ICCPalestine will raise the stakes in a legal battle with Israel on Wednesday when it joins the International Criminal Court, but any case over alleged crimes in the occupied territories is unlikely to come to trial for some years — if ever.
With the court swamped with investigations in Africa and prosecutors already struggling to secure convictions, legal experts say they need to be absolutely certain before proceeding with a highly politicized case against Israel.
Practical problems will also need to be overcome. As a non-member of the ICC, Israel is under no obligation to cooperate, even if it comes under international pressure to do so.
Fatou Bensouda, the ICC’s chief prosecutor, opened a preliminary examination in January into alleged crimes committed in the Israeli-occupied West Bank and East Jerusalem. This pro-forma step followed the Palestinians’ acceptance of the court’s jurisdiction on Jan. 1, a prelude to membership on April 1.

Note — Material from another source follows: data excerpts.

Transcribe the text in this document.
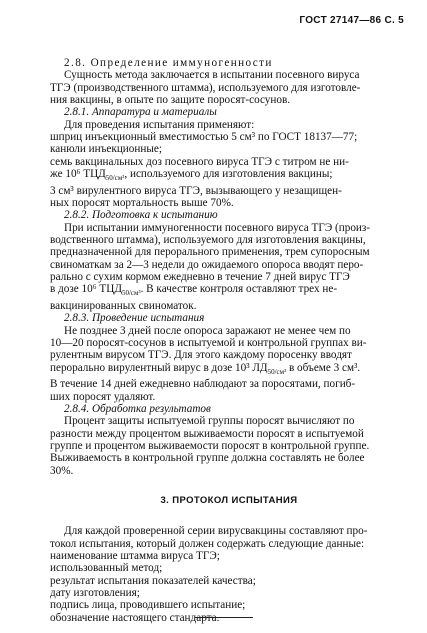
ГОСТ 27147—86 С. 5
2.8. Определение иммуногенности
Сущность метода заключается в испытании посевного вируса
ТГЭ (производственного штамма), используемого для изготовле-
ния вакцины, в опыте по защите поросят-сосунов.
2.8.1. Аппаратура и материалы
Для проведения испытания применяют:
шприц инъекционный вместимостью 5 см³ по ГОСТ 18137—77;
канюли инъекционные;
семь вакцинальных доз посевного вируса ТГЭ с титром не ни-
же 10⁶ $ТЦД_{50/см^3}$, используемого для изготовления вакцины;
3 см³ вирулентного вируса ТГЭ, вызывающего у незащищен-
ных поросят мортальность выше 70%.
2.8.2. Подготовка к испытанию
При испытании иммуногенности посевного вируса ТГЭ (произ-
водственного штамма), используемого для изготовления вакцины,
предназначенной для перорального применения, трем супоросным
свиноматкам за 2—3 недели до ожидаемого опороса вводят перо-
рально с сухим кормом ежедневно в течение 7 дней вирус ТГЭ
в дозе 10⁶ $ТЦД_{50/см^3}$. В качестве контроля оставляют трех не-
вакцинированных свиноматок.
2.8.3. Проведение испытания
Не позднее 3 дней после опороса заражают не менее чем по
10—20 поросят-сосунов в испытуемой и контрольной группах ви-
рулентным вирусом ТГЭ. Для этого каждому поросенку вводят
перорально вирулентный вирус в дозе 10³ $ЛД_{50/см^3}$ в объеме 3 см³.
В течение 14 дней ежедневно наблюдают за поросятами, погиб-
ших поросят удаляют.
2.8.4. Обработка результатов
Процент защиты испытуемой группы поросят вычисляют по
разности между процентом выживаемости поросят в испытуемой
группе и процентом выживаемости поросят в контрольной группе.
Выживаемость в контрольной группе должна составлять не более
30%.
3. ПРОТОКОЛ ИСПЫТАНИЯ
Для каждой проверенной серии вирусвакцины составляют про-
токол испытания, который должен содержать следующие данные:
наименование штамма вируса ТГЭ;
использованный метод;
результат испытания показателей качества;
дату изготовления;
подпись лица, проводившего испытание;
обозначение настоящего стандарта.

She must now decide whether there are grounds to proceed with a full investigation, taking into account issues including whether the court even has jurisdiction.
That analysis can take years — the ICC previously launched a preliminary examination of a Palestinian case in 2009, only to conclude in April 2012 that it didn’t have jurisdiction.

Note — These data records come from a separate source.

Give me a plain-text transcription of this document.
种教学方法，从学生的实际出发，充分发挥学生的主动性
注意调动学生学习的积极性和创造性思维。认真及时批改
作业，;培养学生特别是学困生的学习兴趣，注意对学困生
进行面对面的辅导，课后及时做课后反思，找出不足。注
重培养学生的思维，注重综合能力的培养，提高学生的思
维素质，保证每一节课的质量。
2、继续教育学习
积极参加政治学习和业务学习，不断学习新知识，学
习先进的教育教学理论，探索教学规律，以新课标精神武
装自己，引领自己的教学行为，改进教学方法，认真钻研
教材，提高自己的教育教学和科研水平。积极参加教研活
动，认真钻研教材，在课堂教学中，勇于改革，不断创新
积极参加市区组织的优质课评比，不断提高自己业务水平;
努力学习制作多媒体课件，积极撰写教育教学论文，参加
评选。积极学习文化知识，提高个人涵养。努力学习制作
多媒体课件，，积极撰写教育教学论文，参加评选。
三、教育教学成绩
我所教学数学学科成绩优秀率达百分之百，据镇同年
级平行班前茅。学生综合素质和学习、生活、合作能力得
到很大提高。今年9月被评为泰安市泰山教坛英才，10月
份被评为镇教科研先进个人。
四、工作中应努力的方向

Much has since changed, principally the granting to Palestine in November 2012 of “non-member observer status” at the United Nations. This gave it the authority to sign up to the Rome Statute, a 1998 treaty on establishing the ICC.
While that major legal obstacle has been cleared, the prosecutor still has unlimited time to decide if there are grounds for an investigation, let alone a trial. That said, the Palestinians feel that the momentum is with them and the time is ripe for action.
“We want those most responsible for the most serious crimes to be prosecuted,” a Palestinian official said this week. “The panic attacks we’ve seen (from Israel) suggest we are not the only ones to take the court seriously.”
A 40-member committee of Palestinians has spent the past three months looking at two areas where they believe the Israelis have violated international law: military operations during last year’s war in Gaza and Jewish settlements in the West Bank and East Jerusalem, occupied by Israel in 1967.
The prosecutor may decide that either area is worthy of investigation and that there are grounds to bring charges against specific people.
Since its creation in 2002, the ICC has focused on the worst violations of international law: genocide, war crimes and crimes against humanity.
But it will eventually add another category of offenses, “crimes of aggression,” and it is there that the Palestinians may end up having the strongest case.
The Rome Statute defines acts of aggression as “the use of armed force by a state against the sovereign, territorial integrity or political independence of another state,” which appears to match the situation with Israel and the Palestinians.
But the ICC will not have jurisdiction over crimes of aggression until at least 30 of its 123 members have accepted the definition and the court’s top assembly has voted in favor of it at some point after Jan. 1, 2017.